Brodie honed the edge on her voice. ‘You're in my way, Mr Loomis.'
Joe Loomis smiled again, and nodded, and didn't move. Brodie suddenly realised he wasn't alone. A young man in jeans and an older one in a suit were waiting by a big silver car, looking at nothing with the studied blankness of professional minders.
‘It's time Jack Deacon had a family,' said Loomis judiciously. ‘A man gets to a certain age, he shouldn't be
putting all his efforts into his work any more.'
And that was what this was about. Brodie knew as surely as if he'd slapped his agenda on the bonnet in front of her. He knew about her and Deacon, he knew that Deacon was the father of her child, and he wanted her to know. And he wanted her to tell Deacon that he knew.

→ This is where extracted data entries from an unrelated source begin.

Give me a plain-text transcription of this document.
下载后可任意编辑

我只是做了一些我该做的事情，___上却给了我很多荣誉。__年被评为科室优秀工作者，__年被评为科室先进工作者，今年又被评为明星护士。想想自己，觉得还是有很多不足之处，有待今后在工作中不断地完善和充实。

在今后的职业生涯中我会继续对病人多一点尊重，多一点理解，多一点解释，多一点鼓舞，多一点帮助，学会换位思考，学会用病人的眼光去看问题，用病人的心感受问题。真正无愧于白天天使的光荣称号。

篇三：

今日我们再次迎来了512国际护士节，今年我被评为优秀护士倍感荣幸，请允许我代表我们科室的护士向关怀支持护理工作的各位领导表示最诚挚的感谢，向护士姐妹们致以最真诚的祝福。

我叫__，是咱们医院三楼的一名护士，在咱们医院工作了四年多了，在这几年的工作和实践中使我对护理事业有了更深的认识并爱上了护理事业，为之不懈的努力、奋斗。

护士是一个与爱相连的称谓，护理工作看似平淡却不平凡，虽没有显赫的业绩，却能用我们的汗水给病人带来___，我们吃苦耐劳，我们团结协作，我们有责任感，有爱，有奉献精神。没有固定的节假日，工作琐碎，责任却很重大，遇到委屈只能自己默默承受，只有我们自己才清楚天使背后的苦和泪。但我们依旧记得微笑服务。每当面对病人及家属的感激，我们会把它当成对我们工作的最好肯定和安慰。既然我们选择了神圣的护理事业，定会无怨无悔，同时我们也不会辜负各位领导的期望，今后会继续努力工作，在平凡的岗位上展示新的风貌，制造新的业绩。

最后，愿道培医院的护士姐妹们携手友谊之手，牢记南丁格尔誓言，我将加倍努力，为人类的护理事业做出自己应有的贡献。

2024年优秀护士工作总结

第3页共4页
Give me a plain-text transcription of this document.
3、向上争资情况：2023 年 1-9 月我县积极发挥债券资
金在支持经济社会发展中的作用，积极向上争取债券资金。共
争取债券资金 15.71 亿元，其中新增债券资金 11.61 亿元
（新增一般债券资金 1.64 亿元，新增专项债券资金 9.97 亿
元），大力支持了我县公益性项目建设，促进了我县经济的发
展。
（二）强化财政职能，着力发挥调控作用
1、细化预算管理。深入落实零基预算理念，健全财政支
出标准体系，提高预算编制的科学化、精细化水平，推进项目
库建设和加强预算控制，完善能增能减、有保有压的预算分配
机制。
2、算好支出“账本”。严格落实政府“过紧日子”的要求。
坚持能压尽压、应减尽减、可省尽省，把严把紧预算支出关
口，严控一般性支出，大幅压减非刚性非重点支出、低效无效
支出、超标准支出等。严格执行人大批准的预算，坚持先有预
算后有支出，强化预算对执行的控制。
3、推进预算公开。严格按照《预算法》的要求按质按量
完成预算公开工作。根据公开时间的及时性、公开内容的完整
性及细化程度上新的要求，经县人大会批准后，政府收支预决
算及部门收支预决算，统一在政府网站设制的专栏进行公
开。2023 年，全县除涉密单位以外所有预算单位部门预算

You couldn't object to anything he'd said. Nothing he'd said or done could be described as a threat. But Brodie knew she was meant to feel threatened. No one in her right mind wanted Joe Loomis taking an interest in her family.
She breathed heavily. ‘If there's something you want me to tell Jack, spit it out.'
But he raised his hands in denial. ‘Nothing. Just that I said hello. You can tell him I like his baby, if you like …'
With Jack Deacon for a father and Brodie Farrell for a mother, this particular baby was always going to have a sense of dramatic timing. As Loomis leant over the buggy to smile at him, Jonathan opened his mouth and yawned. And then he opened his eyes.